While more than half businesses in Galway (56%) say that accommodation issues are ‘regularly’ cited by potential hires when considering a role with their business, with an additional 1 in 8 businesses saying that issue is ‘always’ mentioned.

A total 72% of businesses in Galway say potential hires or existing staff have cited the inability to find accommodation since the turn of the year.

That tallies with the experience of one city publican who revealed that finding reasonably priced accommodation is proving to be the nail in the coffin for many job applicants.

Michael Gilmore, owner of the Cellar Bar on Eglinton Street, Seven on Bridge Street, Tigín in Woodquay and An File in Westport, had to turn down an offer to buy another major premises due to the difficulties in recruiting workers.

He has even considered bringing in staff from abroad to ensure all shifts are covered. But finding them housing is practically impossible in Galway and Westport. He is about to close a sale on two houses that he will use as cut-price accommodation for his workers.

“It’s crazy, just crazy. I’m hoping that by being able to offer housing, I will attract people from other parts of the country who want to come to Galway but can’t afford it,” he told the Galway City Tribune.

“I get a lot of applications for the jobs, but then they turn the offers down because they can’t get a place to stay. Hospitality can’t afford to pay rates that will enable them to stay in Galway. It’s just crazy stuff.

“I’m going to offer them accommodation at a reasonable rate – half of what is normally asked for in Galway just so I can keep the businesses going.”

The Chamber survey found that three out of four businesses (77%) say existing staff or potential new hires have said rent locally is too expensive during the same period and a further 54% have been told by staff/ potential hires there are no properties for rent in their price range.

Two out of five businesses have been told that there are no properties for sale in their price range, while 36% say staff/ potential hires have cited the poor quality of available accommodation.

As a result of the accommodation shortage, seven out of ten Galway businesses say they have reduced their hiring targets for the next twelve months, while 55% say they are concerned about retaining staff over that same period.

Galway Chamber CEO Kenny Deery said that the housing crisis was having a real impact on business in Galway and the local business environment.

“The problems people are facing finding accommodation for themselves and their families are making it increasingly difficult for our local businesses to secure and retain staff,” he said.
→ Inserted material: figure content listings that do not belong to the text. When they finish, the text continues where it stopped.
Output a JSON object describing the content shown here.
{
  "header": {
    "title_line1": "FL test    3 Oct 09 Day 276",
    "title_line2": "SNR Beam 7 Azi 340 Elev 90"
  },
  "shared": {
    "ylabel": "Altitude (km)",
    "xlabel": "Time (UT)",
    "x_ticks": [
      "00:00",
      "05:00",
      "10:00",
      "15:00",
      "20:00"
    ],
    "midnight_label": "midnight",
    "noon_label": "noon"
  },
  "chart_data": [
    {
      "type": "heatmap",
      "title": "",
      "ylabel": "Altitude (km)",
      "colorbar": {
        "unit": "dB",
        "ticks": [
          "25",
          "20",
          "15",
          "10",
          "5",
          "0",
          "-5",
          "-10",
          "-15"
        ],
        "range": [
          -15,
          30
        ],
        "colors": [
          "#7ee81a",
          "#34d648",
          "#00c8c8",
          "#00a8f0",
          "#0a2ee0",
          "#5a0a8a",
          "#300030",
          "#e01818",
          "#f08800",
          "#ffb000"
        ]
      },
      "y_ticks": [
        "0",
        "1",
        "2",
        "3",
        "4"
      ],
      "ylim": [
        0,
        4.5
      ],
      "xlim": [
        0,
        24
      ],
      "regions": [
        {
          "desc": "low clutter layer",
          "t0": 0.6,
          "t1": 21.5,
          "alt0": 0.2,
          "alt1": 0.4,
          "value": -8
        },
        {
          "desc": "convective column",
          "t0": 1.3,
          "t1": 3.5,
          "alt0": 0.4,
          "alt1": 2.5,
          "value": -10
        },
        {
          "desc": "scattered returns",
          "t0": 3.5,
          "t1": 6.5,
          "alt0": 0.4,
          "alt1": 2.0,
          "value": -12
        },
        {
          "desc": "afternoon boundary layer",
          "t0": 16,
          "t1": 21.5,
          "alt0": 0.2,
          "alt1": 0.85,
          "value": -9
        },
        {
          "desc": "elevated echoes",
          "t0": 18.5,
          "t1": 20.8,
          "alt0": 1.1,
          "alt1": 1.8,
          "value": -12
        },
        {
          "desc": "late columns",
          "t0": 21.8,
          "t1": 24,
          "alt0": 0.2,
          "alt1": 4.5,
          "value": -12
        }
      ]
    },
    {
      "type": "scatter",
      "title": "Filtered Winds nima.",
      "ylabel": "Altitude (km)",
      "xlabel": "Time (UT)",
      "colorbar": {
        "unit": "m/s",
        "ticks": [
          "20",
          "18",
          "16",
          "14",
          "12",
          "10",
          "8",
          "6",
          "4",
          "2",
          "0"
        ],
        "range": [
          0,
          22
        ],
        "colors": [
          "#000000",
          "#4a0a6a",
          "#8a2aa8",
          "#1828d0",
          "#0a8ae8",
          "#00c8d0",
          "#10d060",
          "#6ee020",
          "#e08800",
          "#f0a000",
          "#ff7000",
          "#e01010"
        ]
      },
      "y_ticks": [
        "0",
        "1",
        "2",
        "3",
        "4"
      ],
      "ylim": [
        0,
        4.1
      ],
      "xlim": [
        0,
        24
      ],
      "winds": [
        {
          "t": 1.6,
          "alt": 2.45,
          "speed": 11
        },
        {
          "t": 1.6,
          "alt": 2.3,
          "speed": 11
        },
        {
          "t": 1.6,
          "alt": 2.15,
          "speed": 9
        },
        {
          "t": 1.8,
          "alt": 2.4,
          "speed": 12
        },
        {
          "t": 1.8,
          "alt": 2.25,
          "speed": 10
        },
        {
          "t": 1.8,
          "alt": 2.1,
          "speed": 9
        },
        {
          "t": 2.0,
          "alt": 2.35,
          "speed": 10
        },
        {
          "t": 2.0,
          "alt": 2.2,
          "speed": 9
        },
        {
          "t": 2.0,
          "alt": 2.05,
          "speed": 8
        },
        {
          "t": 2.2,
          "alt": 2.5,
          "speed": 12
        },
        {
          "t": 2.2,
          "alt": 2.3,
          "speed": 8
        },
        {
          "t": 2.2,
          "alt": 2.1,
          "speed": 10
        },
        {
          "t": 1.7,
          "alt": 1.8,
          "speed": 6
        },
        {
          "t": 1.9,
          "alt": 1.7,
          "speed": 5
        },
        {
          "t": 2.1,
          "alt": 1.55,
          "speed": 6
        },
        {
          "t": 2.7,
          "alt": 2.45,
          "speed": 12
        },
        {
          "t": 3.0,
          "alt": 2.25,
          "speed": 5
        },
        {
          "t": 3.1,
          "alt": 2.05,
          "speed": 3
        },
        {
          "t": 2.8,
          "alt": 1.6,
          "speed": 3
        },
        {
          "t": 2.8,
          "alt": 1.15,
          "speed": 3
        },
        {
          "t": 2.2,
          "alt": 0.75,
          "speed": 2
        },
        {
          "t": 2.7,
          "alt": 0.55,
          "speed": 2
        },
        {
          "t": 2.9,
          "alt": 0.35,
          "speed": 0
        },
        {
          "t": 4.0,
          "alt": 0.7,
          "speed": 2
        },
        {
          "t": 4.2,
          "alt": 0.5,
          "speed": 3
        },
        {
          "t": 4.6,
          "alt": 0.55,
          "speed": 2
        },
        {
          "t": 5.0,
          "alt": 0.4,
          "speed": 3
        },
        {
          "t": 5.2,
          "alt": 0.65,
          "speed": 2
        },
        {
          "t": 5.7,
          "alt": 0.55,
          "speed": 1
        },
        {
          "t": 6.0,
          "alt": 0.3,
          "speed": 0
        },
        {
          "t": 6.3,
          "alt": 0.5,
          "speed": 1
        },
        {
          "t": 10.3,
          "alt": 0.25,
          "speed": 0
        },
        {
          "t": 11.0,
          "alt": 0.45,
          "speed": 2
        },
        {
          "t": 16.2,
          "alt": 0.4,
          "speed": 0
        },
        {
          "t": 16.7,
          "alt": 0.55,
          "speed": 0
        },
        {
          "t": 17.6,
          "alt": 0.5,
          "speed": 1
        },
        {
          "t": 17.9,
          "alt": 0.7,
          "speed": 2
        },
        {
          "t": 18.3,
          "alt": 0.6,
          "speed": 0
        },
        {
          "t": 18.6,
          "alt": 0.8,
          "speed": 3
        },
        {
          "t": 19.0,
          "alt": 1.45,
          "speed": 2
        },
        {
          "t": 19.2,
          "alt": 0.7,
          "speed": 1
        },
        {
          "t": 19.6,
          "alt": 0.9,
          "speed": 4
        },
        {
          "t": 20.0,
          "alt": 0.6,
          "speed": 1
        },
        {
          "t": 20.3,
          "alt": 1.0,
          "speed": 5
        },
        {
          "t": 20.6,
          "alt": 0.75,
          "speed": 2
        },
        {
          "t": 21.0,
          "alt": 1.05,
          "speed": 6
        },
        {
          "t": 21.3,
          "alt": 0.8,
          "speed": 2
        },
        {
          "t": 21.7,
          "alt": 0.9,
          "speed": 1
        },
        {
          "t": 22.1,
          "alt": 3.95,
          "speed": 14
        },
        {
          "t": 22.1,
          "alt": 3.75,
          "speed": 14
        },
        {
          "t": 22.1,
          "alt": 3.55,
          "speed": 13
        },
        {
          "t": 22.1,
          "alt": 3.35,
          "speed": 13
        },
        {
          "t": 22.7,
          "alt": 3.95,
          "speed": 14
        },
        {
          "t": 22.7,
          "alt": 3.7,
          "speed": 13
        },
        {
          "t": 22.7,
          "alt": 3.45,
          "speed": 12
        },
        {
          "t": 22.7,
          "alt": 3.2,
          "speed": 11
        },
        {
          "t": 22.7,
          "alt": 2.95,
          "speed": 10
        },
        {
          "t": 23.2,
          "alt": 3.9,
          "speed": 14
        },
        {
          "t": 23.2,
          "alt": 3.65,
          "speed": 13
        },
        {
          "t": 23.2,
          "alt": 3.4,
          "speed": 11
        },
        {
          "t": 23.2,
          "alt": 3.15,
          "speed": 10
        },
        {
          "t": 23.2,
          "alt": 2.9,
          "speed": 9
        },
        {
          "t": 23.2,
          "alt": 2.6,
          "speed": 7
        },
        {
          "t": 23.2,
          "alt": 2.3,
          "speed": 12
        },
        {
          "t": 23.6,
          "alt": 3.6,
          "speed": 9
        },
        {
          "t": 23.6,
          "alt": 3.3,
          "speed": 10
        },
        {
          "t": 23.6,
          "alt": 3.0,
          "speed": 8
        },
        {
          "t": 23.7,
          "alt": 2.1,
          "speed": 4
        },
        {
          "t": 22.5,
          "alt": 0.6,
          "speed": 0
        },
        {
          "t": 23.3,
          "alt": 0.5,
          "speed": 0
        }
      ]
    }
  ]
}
“These aren’t isolated stories, this has become the norm and it is impacting businesses of all shapes and sizes – from start-ups to multinationals and from tech and pharma businesses to professional services and retail. Everyone is feeling the accommodation pinch.

“We must find solutions – both in the short term and the medium term because otherwise businesses and their staff will suffer.

“All options for addressing this issue need to be on the table. That means enabling sites of development potential to advance, improving the public transport network to better serve the commuter towns with sustainable transport as well as targeted measures that will deliver more immediate results by freeing up vacant rooms and buildings across Galway,” Mr Deery concluded.